The MTT Effect, Illustrated

Whatever troubled the Prokofiev, though, disappeared during the concert's closing work, Tchaikovsky's Fifth Symphony. Tilson Thomas' idiosyncratic reading highlighted what he does best as a conductor, which is to cast familiar works in a new light, prompting listeners to think about canonical composers — and, indeed, inherited narratives of music history — in new ways. He delights in bringing out gestures and stylistic influences suppressed in more conventional performances. Scores under his command come alive with a chattering multitude of voices, including historical influences important to the composer yet often overlooked.

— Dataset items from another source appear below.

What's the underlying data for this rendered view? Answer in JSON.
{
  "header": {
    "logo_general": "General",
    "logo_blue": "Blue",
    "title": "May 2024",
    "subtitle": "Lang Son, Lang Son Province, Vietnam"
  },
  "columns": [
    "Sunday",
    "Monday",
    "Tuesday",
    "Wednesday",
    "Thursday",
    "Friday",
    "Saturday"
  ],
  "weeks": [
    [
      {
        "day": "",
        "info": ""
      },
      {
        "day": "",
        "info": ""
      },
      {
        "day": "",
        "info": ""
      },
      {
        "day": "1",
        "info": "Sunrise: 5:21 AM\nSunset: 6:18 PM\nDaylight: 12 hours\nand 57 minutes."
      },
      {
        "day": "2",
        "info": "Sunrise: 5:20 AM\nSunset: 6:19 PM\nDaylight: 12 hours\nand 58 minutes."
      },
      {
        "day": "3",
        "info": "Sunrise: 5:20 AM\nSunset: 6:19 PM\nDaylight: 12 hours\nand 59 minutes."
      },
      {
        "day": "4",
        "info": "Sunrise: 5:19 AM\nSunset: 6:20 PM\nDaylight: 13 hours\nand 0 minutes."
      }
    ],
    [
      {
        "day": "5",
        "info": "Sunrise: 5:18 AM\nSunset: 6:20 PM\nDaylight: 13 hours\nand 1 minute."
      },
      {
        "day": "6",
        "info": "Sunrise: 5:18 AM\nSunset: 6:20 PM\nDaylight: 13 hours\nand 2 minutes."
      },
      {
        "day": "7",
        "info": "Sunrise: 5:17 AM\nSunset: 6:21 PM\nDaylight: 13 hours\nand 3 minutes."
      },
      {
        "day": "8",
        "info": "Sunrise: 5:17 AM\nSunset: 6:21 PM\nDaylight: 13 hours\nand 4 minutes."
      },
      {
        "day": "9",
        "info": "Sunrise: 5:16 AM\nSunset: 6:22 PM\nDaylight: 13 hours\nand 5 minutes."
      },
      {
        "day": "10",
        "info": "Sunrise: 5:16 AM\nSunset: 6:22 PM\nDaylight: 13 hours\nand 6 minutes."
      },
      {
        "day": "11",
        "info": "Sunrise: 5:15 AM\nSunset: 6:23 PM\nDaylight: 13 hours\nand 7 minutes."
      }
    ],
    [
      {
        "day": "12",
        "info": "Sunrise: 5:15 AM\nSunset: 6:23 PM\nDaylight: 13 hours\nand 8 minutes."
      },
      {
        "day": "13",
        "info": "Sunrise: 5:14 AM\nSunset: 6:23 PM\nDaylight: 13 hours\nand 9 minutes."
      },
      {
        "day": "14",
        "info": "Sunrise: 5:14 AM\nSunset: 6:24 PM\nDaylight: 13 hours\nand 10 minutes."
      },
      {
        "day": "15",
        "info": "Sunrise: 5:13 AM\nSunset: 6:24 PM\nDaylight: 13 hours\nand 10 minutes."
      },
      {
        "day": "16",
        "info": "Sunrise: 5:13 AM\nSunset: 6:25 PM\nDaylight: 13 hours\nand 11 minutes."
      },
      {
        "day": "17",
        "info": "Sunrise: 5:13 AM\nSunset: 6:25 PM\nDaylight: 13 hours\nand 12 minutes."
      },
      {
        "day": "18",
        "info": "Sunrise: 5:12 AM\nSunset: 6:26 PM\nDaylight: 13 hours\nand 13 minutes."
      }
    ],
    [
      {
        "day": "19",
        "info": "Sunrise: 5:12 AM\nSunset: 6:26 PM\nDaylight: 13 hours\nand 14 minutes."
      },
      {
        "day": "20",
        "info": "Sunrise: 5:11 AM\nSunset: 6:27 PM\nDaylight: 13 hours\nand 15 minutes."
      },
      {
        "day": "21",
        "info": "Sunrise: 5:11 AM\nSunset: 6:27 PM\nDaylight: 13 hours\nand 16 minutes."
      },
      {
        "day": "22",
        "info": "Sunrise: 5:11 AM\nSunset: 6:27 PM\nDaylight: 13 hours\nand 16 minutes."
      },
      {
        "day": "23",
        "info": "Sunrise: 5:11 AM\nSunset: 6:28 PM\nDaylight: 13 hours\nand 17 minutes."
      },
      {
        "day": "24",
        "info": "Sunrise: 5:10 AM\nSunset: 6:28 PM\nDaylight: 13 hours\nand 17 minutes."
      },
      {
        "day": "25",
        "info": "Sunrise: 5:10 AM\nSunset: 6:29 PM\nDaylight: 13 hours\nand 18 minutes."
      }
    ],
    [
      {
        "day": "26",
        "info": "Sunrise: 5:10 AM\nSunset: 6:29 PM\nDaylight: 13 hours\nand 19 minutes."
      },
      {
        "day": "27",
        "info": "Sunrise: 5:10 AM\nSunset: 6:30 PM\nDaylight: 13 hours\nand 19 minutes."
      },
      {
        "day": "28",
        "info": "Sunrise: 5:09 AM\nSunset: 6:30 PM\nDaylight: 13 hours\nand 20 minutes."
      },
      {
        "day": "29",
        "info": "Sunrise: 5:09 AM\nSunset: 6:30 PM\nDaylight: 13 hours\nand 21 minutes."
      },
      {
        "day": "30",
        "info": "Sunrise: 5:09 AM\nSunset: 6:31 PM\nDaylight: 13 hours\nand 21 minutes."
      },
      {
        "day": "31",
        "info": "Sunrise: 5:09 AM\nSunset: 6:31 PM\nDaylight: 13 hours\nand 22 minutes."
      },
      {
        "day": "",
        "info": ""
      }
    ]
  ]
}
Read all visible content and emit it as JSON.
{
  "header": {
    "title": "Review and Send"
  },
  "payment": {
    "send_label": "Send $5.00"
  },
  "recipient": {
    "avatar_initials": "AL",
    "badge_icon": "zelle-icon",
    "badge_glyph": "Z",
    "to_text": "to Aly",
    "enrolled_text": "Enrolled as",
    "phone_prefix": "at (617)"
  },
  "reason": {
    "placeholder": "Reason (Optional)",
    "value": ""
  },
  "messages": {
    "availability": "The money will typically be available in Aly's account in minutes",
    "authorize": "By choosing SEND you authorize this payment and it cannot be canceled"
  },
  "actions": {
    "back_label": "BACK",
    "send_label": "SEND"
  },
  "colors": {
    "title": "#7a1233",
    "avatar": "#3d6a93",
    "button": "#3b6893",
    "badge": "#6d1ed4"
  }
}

Tilson Thomas achieves this largely through attention to detail. Throughout the Tchaikovsky symphony, he luxuriated in little-heard countermelodies and accompanimental figures buried deep within the score. Every phrase was painstakingly articulated; it was clear that every note's attack had been thought about and rehearsed. The tempos throughout the Tchaikovsky were purposefully elastic, each phrase slightly expanding or contracting as the conductor saw fit. The elasticity brought lifelike breath to the score. It's an approach that has its dangers. In the second and, especially, fourth movements, Tilson Thomas seemed so immersed in the approach to and descent from the movements' climaxes that the climactic moments themselves were understated. It felt as though the orchestra found itself standing on the precipice of an emotional breakthrough, but was pulled back from the edge as the next interesting gesture came along. Perhaps this, too, was purposeful, part of MTT's vision for the piece; if so, it didn't quite convince me. As always, the ensemble's solo musicians were wonderful. Principal horn Robert Ward's solo in the second movement was beautiful. The star performance, though, was by principal clarinetist Carey Bell, whose opening solo was breathtaking and who was stellar throughout. The San Francisco Symphony will repeat this program, along with last week's, on a West Coast tour later this month. The tour begins in Seattle, followed by several performances throughout California, and concludes with two performances in Los Angeles' Walt Disney Hall.